Nome di donna
Il film di Marco Tullio Giordana, con Cristiana Capotondi, Valerio Binasco, Bebo Storti, Michela Cescon
Indagine Istat, sostegno di Amnesty International, data di uscita scelta con astuzia. Parliamo dell’8 marzo, non del ciclone molestie (forse un po’ si è placato, abiti neri agli Oscar se ne sono visti pochi, e i pochi non erano per la causa; Frances McDormand sembrava più preoccupata della clausole contrattuali a favore dei gruppi svantaggiati che delle mani lunghe). Marco Tullio Giordana e la sceneggiatrice Cristiana Mainardi fanno risalire la prima idea del film a tre anni fa. Quando l’esercito delle ricattate sessuali in Italia, comprese le “molestate in senso lato” – parole loro, cifre dell’Istituto di Statistica – ammontava a otto milioni e ottocentomila. Non si capisce perché la causa da difendere debba far scordare le più elementari regole che governano il cinema. Tra la sciatteria della fotografia, la sciatteria della sceneggiatura, la sciatteria della recitazione e l’ammasso di retorica lo spettatore non sa dove guardare. Del resto è difficile risultare credibili pronunciando battute che sembrano calate da un’astronave madre carica di luoghi comuni.
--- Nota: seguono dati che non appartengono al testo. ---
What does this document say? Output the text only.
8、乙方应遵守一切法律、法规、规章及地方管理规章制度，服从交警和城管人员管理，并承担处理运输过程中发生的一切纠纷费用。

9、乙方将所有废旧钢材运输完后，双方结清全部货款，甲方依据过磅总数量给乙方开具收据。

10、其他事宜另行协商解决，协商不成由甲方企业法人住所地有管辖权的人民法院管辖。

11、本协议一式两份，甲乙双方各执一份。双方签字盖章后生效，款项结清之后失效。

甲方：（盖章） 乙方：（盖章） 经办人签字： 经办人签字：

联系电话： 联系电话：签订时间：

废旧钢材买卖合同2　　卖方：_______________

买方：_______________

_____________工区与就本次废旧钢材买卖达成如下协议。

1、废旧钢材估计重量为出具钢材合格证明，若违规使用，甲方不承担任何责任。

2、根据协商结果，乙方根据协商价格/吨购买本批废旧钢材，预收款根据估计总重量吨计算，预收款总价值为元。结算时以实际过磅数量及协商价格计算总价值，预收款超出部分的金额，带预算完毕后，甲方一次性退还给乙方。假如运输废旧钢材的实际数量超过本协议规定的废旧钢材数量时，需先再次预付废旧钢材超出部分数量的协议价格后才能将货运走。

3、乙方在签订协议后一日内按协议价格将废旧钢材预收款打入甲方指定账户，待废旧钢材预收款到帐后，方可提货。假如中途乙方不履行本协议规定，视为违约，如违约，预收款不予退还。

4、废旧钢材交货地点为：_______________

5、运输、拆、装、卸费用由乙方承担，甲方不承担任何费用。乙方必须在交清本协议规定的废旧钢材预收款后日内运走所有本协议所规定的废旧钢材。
Per dire, l’avvocatessa che difende il dirigente della lussuosa casa per anziani accusato di molestie arriva in tribunale scollata, truccata, in tacchi alti. L’avvocatessa che difende Cristiana Capotondi, convocata fuori orario dal dirigente medesimo, ha i capelli corti e gira senza trucco. Il molestatore (con la complicità del sacerdote che gestisce il ricovero per ricchi) predilige le ragazze vestite da infermiera. Ha già molestato la cameriera di casa, rivela la figlia che fa volontariato in Africa, come ogni giovane rispettabile intenzionata a tagliare i ponti con la famiglia borghese. Per Adriana Asti, attrice che ha preso dimora nella struttura – sul comodino i santini teatrali Giorgio, Luca, e Luchino – le battute che risollevano il morale vengono dall’autobiografia “Un futuro infinito” (Mondadori): “Recitare nuda è bellissimo, tutti guardano lì e nessuno bada a quel che dici”. Le gerarchie sono fetenti, le colleghe Dio ne scampi: son molestate tutte o quasi, ma nessuna avverte l’ultima arrivata. Preferiscono ammutolirsi e in mensa fare il vuoto attorno a chi denuncia.